“‘They’re both boys,’ said Meg, quite timidly.

“He turned round, and his eyes went little.

“‘Blast ’em then!’ he said. He stood there looking like a devil. Sybil dear, I did not know our George could look like that. I thought he could only look like a faithful dog or a wounded stag. But he looked fiendish. He stood watching the poor little twins, scowling at them, till at last the little red one began to whine a bit. Ma Stainwright came pushing her fat carcass in front of him and bent over the baby, saying:

“‘Why, my pretty, what are they doin’ to thee, what are they?—what are they doin’ to thee?’

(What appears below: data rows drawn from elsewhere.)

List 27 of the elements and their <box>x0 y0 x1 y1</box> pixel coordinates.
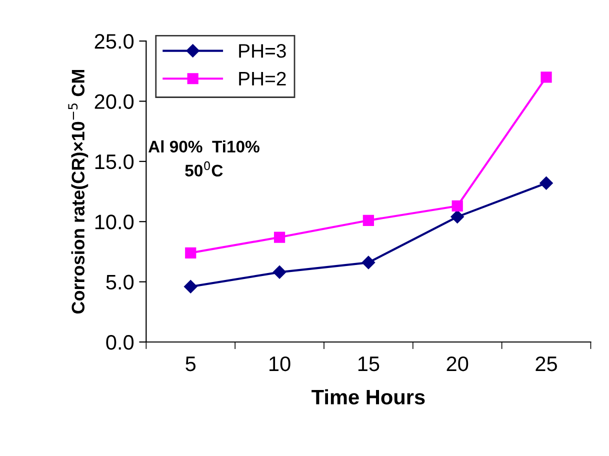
point <box>450 210 464 224</box>
point <box>184 280 198 294</box>
y-tick-label: 25.0 <box>94 34 134 49</box>
x-tick-label: 10 <box>270 356 290 372</box>
y-axis-title: Corrosion rate(CR)×10$^{−5}$ CM <box>68 70 88 314</box>
legend-label: PH=2 <box>239 72 286 86</box>
x-tick-label: 25 <box>536 356 557 372</box>
point <box>540 72 552 83</box>
x-tick-label: 20 <box>446 356 468 372</box>
y-tick-label: 5.0 <box>106 274 134 290</box>
point <box>272 266 286 279</box>
x-tick-label: 5 <box>186 356 196 372</box>
annotation: 50$^{0}$C <box>185 161 223 177</box>
point <box>185 247 196 258</box>
x-axis-title: Time Hours <box>312 389 425 404</box>
y-tick-label: 10.0 <box>95 214 134 230</box>
point <box>452 200 463 212</box>
annotation: Al 90% Ti10% <box>148 140 260 153</box>
y-tick-label: 0.0 <box>106 335 134 350</box>
x-tick-label: 15 <box>358 356 380 372</box>
legend-label: PH=3 <box>239 44 286 58</box>
point <box>362 256 376 270</box>
point <box>362 214 374 226</box>
y-tick-label: 15.0 <box>95 154 134 170</box>
y-tick-label: 20.0 <box>94 94 134 109</box>
point <box>540 176 553 190</box>
point <box>274 232 286 243</box>
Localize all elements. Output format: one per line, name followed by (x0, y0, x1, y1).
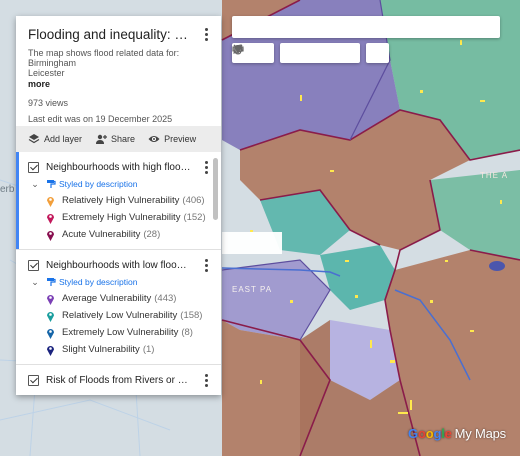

“Georgie scowled blacker than ever, and went out, lurching against the wash-stand and making the pots rattle till my heart jumped in my throat.

“‘Well, if you don’t call that scandylos——!’ said old Ma Stainwright, and Meg began to cry. You don’t know, Cyril! She sobbed fit to break her heart. I felt as if I could have killed him.

“That old gran’ma began talking to him, and he laughed at her. I do hate to hear a man laugh when he’s half drunk. It makes my blood boil all of a sudden. That old grandmother backs him up in everything, she’s a regular nuisance. Meg has cried to me before over the pair of them. The wicked, vulgar old thing that she is——”

I went home to Woodside early in September. Emily was staying at the Ram. It was strange that everything was so different. Nethermere even had changed. Nethermere was no longer a complete, wonderful little world that held us charmed inhabitants. It was a small, insignificant valley lost in the spaces of the earth. The tree that had drooped over the brook with such delightful, romantic grace was a ridiculous thing when I came home after a year of absence in the south. The old symbols were trite and foolish.

Emily and I went down one morning to Strelley Mill. The house was occupied by a labourer and his wife, strangers from the north. He was tall, very thin, and silent, strangely suggesting kinship with the rats of the place. She was small and very active, like some ragged domestic fowl run wild. Already Emily had visited her, so she invited us into the kitchen of the mill, and set forward the chairs for us. The large room had the barren air of a cell. There was a small table stranded towards the fireplace, and a few chairs by the walls; for the rest, desert spaces of flagged floor retreating into shadow. On the walls by the windows were five cages of canaries, and the small sharp movements of the birds made the room more strange in its desolation. When we began to talk the birds began to sing, till we were quite bewildered, for the little woman spoke Glasgow Scotch, and she had a hare lip. She rose and ran toward the cages, crying herself like some wild fowl, and flapping a duster at the warbling canaries.

“Stop it, stop it!” she cried, shaking her thin weird body at them. “Silly little devils, fools, fools, fools!!” and she flapped the duster till the birds were subdued. Then she brought us delicious scones and apple jelly, urging us, almost nudging us with her thin elbows to make us eat.